Península Valdés (PV) in Argentina is one of the two calving and nursing grounds of SRW in the SW Atlantic, where the highest concentration of individuals is found. During the last decade SRWs have experienced high mortality rates of their calves at PV, which could slow population grow rates and affect recovery of this population. Some of the hypotheses put forward to explain this mortality are related to a decreased availability of food and exposure to biotoxins in feeding grounds. For this reason, there is an urgency to identify such areas. We presented results combining available satellite telemetry data with visual sightings obtained from ship surveys, supporting a feeding ground in the Patagonian Shelf. Future plans in this area include the use of drones for photo-ID and collect zooplankton samples to test nutritional condition of food in the area. The SC acknowledged the importance of this CMP and recommended continued cooperation among the different research groups to address the high calf mortality in this population. 

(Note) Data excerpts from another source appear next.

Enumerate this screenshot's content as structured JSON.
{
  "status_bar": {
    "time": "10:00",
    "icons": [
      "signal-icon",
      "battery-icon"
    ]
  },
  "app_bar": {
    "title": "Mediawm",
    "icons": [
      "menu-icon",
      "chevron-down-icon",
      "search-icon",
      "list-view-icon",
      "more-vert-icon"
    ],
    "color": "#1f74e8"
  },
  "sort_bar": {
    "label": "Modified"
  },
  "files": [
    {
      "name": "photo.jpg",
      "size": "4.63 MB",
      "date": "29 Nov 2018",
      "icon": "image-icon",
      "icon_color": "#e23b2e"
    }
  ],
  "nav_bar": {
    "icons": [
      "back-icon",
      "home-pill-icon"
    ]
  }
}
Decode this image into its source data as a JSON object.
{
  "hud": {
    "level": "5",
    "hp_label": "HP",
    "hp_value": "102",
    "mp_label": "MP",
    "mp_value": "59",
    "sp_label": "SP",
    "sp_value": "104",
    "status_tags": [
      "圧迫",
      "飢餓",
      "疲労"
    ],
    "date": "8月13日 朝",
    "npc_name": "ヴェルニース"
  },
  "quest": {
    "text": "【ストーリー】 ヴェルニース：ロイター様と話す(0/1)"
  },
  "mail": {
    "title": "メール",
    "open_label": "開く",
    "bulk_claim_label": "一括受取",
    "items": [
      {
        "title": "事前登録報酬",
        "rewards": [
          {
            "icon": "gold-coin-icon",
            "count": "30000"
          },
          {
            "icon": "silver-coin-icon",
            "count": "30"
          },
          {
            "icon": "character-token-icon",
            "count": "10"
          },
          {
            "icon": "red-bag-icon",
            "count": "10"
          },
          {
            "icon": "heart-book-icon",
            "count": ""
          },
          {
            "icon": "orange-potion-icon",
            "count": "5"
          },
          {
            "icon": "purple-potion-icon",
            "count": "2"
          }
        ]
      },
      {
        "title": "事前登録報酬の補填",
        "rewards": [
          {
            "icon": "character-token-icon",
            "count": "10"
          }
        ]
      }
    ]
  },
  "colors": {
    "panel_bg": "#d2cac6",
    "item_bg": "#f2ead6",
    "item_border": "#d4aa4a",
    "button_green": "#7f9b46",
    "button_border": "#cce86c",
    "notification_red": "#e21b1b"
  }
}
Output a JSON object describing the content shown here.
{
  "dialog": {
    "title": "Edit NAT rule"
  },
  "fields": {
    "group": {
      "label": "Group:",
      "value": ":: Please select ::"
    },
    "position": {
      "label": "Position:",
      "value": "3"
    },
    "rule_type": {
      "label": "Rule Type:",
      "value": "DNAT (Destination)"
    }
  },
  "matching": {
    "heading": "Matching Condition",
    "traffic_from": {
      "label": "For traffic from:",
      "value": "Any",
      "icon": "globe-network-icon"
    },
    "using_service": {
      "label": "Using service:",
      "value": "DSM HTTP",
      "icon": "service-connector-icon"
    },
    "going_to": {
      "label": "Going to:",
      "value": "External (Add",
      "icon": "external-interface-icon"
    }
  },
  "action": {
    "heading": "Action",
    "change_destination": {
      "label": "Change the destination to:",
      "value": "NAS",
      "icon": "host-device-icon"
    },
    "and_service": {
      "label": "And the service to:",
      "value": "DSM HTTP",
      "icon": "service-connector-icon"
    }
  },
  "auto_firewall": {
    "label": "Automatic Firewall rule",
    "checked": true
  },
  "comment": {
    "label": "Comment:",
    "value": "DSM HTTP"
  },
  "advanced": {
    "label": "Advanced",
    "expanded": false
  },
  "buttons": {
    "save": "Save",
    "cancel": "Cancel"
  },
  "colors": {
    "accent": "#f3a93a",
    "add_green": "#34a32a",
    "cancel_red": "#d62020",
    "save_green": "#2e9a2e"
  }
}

WDC is also participating in several projects of the IWC Southern Ocean Research Partnership (IWC-SORP) that is a multi-lateral, non-lethal scientific research programme in Antarctica. As part of this work, we presented results on summer occurrence of sperm whales from 2014-2017 through the Western Antarctic Peninsula, emphasizing the need to rely more on acoustics to estimate seasonal relative abundance of populations and study habitat use of sperm whales in the Southern Ocean. We also participated of two papers on southern hemisphere fin whales along with many other researchers working on this species in the area. One of the papers reviewed available data on the species, concluding that major gaps exist with regard to understanding population structure and identity migration patterns and movements of fin whales within the area, as well as abundance, habitat use and foraging ecology. The other paper outlined the development of a long-term study proposal for the western Antarctic Peninsula, necessary for a possible future assessment of fin whales in the area. 

More information on these and other topics discussed at the meeting and recommendations from the IWC SC can be found in the annual report of the IWC SC. We have now a lot of work to do ahead of the next IWC meeting including working with governments, research fieldwork and data analysis, and public campaigns. All of this will help us to continue the fight for whales and dolphins and the places where they live.